Work has focused on turning a naturally occurring bacteria Yersinia entomophaga into a biological pesticide that kills black beetle adults and also other pest species such as porina. The product developed in the lab was similar to slug bait and when spread out onto a paddock beetles were killed within a few days.

The second bacteria called Serratia proteamaculans has high activity against two New Zealand pasture pests: grass grub and manuka beetle. Trials have shown the bacteria to have similar efficacy as the chemical alternatives.

To apply these technologies, the biopesticides need to be cultured and processed into one of several forms tailored to fit with a particular landscape and/or insect type, these include biopolymers, seed coat, baits and granules, that are able to be either sprayed, broadcast or drilled across paddocks.

Sarah Mansfield is an entomologist at AgResearch with a research focus on biological control and is part of the team working on bio pesticides. Among her particular areas of interest are black beetle, grass grubs and manuka beetle.

Grass grub is New Zealand’s most damaging native pasture pest. Adult grass grub beetles fly at dusk in spring and early summer. They are often attracted to light. The beetles live for a few weeks and mate – with the females laying eggs 100- 150mm under the soil.
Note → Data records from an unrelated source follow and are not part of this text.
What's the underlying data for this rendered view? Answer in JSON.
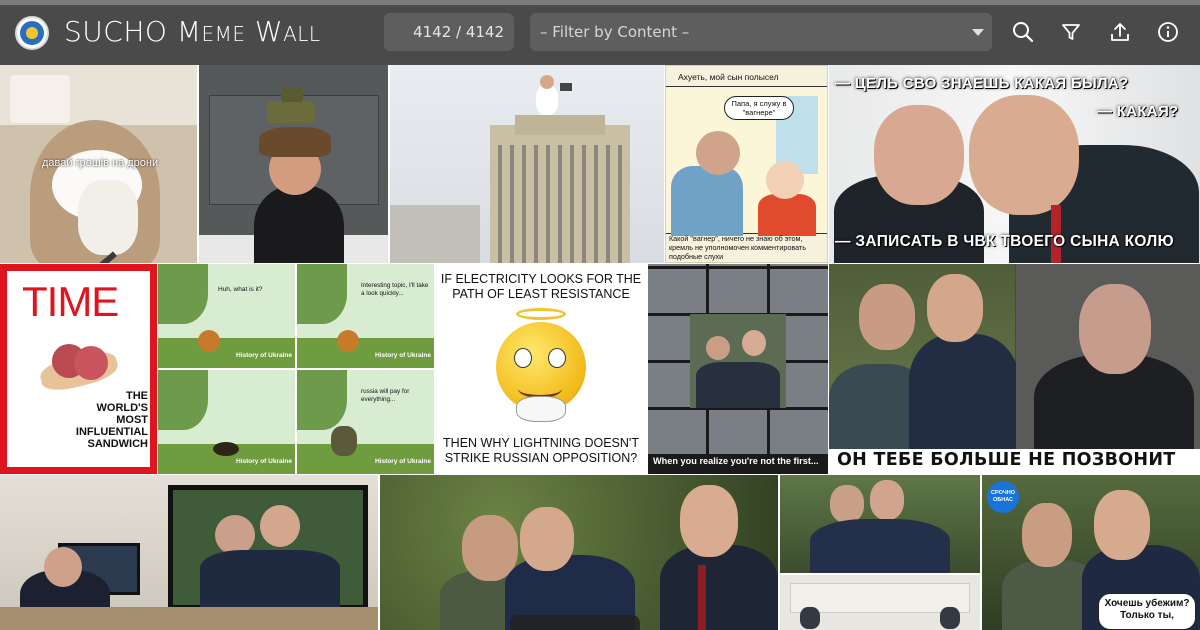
{
  "app": {
    "title": "SUCHO Meme Wall",
    "counter": "4142 / 4142",
    "filter_placeholder": "– Filter by Content –"
  },
  "toolbar_icons": [
    "search-icon",
    "filter-icon",
    "upload-icon",
    "info-icon"
  ],
  "colors": {
    "topbar": "#4a4a4a",
    "field": "#5e5e5e",
    "time_red": "#e0141e"
  },
  "tiles": {
    "cat": {
      "caption": "давай грошів на дрони"
    },
    "comic": {
      "top": "Ахуеть, мой сын полысел",
      "bubble": "Папа, я служу в \"вагнере\"",
      "bottom": "Какой \"вагнер\", ничего не знаю об этом, кремль не уполномочен комментировать подобные слухи"
    },
    "putin_peskov": {
      "line1": "— ЦЕЛЬ СВО ЗНАЕШЬ КАКАЯ БЫЛА?",
      "line2": "— КАКАЯ?",
      "line3": "— ЗАПИСАТЬ В ЧВК ТВОЕГО СЫНА КОЛЮ"
    },
    "time": {
      "logo": "TIME",
      "words": [
        "THE",
        "WORLD'S",
        "MOST",
        "INFLUENTIAL",
        "SANDWICH"
      ]
    },
    "pooh": {
      "panels": [
        {
          "bubble": "Huh, what is it?",
          "label": "History of Ukraine"
        },
        {
          "bubble": "Interesting topic, I'll take a look quickly...",
          "label": "History of Ukraine"
        },
        {
          "bubble": "",
          "label": "History of Ukraine"
        },
        {
          "bubble": "russia will pay for everything...",
          "label": "History of Ukraine"
        }
      ]
    },
    "electricity": {
      "top": "IF ELECTRICITY LOOKS FOR THE PATH OF LEAST RESISTANCE",
      "bottom": "THEN WHY LIGHTNING DOESN'T STRIKE RUSSIAN OPPOSITION?"
    },
    "collage": {
      "caption": "When you realize you're not the first..."
    },
    "call": {
      "caption": "ОН ТЕБЕ БОЛЬШЕ НЕ ПОЗВОНИТ"
    },
    "news": {
      "badge_line1": "СРОЧНО",
      "badge_line2": "ОБНАС",
      "bubble": "Хочешь убежим? Только ты,"
    }
  }
}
As they grow the grubs attack the roots of the pasture during late summer through to autumn.

Manuka beetle is generally considered to be a minor pest – but in the right conditions it can cause damage similar to grass grub. They can lay their eggs in soil up to a depth of 10cm. The grubs are similar to grass grub although smaller in size and often mistaken for them.
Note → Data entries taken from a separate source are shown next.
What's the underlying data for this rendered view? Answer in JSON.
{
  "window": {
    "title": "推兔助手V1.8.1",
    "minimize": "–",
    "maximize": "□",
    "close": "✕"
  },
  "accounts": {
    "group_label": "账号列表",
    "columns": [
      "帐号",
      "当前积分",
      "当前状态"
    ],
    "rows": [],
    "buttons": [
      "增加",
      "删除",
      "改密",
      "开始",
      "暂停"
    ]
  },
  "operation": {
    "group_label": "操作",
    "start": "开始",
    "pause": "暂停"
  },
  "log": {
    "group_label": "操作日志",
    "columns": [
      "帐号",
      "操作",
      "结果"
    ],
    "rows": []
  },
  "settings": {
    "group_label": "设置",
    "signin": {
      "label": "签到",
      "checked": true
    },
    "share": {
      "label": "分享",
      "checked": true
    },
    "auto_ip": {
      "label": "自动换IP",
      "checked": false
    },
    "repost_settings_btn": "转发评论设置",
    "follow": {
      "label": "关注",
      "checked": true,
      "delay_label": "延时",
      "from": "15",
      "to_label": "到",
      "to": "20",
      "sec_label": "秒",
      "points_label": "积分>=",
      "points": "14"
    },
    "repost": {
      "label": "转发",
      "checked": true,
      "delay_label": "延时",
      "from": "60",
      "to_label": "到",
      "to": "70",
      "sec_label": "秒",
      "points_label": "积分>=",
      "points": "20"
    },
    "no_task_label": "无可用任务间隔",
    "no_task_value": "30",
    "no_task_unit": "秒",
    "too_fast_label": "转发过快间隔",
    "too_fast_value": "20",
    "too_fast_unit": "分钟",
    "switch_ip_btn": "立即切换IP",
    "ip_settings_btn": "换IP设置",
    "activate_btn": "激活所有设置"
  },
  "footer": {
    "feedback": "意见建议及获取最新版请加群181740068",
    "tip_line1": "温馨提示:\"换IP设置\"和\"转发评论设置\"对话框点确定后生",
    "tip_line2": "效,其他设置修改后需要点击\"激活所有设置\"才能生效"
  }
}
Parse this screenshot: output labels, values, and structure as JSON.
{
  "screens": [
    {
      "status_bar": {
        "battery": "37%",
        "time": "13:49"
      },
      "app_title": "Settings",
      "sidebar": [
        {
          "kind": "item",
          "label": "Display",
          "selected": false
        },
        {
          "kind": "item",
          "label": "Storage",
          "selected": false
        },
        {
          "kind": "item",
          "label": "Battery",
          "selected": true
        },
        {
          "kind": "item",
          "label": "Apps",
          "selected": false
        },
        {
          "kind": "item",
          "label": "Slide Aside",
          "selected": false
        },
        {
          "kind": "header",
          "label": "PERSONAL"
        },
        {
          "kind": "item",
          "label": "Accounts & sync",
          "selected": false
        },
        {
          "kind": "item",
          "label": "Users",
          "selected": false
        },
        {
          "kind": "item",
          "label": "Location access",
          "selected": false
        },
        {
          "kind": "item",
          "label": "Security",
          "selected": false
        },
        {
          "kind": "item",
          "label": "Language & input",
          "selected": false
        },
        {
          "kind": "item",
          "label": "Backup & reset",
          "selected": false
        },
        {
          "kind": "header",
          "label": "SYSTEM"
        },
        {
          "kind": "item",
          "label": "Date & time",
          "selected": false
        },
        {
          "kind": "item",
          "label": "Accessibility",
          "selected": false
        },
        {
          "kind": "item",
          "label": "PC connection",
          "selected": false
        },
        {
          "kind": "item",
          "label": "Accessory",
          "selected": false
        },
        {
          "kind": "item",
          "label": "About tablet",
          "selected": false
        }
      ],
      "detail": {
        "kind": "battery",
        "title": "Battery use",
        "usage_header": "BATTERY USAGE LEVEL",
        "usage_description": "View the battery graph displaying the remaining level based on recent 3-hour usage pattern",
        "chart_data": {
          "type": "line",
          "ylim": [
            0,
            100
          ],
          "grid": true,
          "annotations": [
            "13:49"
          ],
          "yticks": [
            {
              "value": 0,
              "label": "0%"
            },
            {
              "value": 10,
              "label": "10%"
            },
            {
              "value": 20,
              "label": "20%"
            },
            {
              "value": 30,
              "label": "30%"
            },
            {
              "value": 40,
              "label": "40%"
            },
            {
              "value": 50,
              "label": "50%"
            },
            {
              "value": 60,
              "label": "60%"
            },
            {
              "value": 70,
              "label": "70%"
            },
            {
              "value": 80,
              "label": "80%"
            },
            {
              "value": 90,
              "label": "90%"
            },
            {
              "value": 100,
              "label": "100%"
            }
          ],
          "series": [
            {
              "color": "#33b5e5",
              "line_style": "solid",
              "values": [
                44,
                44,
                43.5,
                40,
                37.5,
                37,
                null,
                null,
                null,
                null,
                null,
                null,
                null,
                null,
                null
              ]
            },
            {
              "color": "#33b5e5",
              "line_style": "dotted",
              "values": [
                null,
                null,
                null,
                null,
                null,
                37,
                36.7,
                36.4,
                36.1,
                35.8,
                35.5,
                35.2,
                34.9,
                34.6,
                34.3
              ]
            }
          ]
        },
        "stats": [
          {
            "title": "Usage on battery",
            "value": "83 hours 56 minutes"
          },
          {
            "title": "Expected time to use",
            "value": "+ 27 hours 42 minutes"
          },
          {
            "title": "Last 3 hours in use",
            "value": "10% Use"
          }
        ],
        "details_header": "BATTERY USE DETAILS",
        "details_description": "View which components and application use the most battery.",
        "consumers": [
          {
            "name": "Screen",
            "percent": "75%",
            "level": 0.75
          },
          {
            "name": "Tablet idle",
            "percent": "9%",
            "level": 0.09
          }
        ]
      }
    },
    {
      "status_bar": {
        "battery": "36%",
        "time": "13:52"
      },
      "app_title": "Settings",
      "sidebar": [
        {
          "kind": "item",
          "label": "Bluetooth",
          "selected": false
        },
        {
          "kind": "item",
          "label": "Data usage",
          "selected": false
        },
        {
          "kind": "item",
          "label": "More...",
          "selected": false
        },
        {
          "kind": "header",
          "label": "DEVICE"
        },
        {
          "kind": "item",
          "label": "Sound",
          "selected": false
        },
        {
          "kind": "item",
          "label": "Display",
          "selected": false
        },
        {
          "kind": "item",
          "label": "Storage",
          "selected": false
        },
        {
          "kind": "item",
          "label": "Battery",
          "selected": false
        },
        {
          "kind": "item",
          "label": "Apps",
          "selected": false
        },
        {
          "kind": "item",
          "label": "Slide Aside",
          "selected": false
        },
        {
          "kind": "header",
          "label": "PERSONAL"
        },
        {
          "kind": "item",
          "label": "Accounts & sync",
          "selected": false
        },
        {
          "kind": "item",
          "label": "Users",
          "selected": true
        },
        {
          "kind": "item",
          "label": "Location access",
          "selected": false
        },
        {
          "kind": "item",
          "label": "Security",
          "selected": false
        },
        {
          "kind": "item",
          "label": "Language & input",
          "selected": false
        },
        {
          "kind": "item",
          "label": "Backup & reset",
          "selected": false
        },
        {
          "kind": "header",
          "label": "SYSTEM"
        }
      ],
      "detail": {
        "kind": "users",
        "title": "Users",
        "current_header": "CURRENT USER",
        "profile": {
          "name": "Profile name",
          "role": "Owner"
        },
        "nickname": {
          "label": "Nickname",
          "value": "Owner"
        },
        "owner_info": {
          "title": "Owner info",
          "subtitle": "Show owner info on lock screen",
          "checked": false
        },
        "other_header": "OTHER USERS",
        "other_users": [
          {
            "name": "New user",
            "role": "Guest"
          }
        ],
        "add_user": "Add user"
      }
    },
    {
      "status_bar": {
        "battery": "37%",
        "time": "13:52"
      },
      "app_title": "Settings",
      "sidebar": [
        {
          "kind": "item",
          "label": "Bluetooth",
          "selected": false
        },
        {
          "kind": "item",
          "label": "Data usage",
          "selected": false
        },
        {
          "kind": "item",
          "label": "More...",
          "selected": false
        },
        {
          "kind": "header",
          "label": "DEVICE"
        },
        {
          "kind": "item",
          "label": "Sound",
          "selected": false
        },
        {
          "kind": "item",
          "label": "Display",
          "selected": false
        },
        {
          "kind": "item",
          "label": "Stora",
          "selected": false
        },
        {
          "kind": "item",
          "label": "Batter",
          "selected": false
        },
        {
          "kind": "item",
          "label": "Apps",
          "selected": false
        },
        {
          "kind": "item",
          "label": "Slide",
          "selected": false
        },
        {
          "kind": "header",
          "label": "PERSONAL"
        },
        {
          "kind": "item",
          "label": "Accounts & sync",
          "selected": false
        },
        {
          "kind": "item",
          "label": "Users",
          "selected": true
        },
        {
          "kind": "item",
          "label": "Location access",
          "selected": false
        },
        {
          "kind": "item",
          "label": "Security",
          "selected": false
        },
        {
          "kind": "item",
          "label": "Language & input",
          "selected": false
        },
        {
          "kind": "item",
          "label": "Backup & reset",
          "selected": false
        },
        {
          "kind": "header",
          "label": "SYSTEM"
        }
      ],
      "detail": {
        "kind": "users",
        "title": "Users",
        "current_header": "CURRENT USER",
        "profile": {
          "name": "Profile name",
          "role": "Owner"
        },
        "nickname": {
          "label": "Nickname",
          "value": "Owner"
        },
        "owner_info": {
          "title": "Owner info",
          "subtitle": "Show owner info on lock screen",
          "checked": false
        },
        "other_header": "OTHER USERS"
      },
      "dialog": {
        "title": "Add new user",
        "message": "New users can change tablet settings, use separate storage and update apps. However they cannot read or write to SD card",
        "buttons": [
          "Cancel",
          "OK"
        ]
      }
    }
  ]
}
Another pest on the radar for a bio pesticide is black beetle. It is a pasture pest in the upper north island and found also in the Waikato, Bay of Plenty, Taranaki and Hawkes Bay. Larvae damage the roots of grass in summer while adults can cause damage in autumn and spring. Black beetle grubs are sometimes confused with grass grubs. Black beetle grubs grow up to 2.5cm and are not present in winter, whereas grass grub are smaller, around 1cm long in February, and only grow large in late autumn.

Bio pesticides offer different modes of action from conventional pesticides so using them efficiently requires specific user knowledge on the agent and the target pest. This also means farmers need to know when to use it, what the rates should be, and the time between applications.

Use also requires an exact identification of the pest and an understanding that they may not work as quickly on a pest as a chemical will. Efficacy may also be affected by the overall health of the soil. As well, farmers need to be aware that they are dealing with a live organism, so correct storage (for example in a cool environment) will have an impact on the life on the bio-pesticide.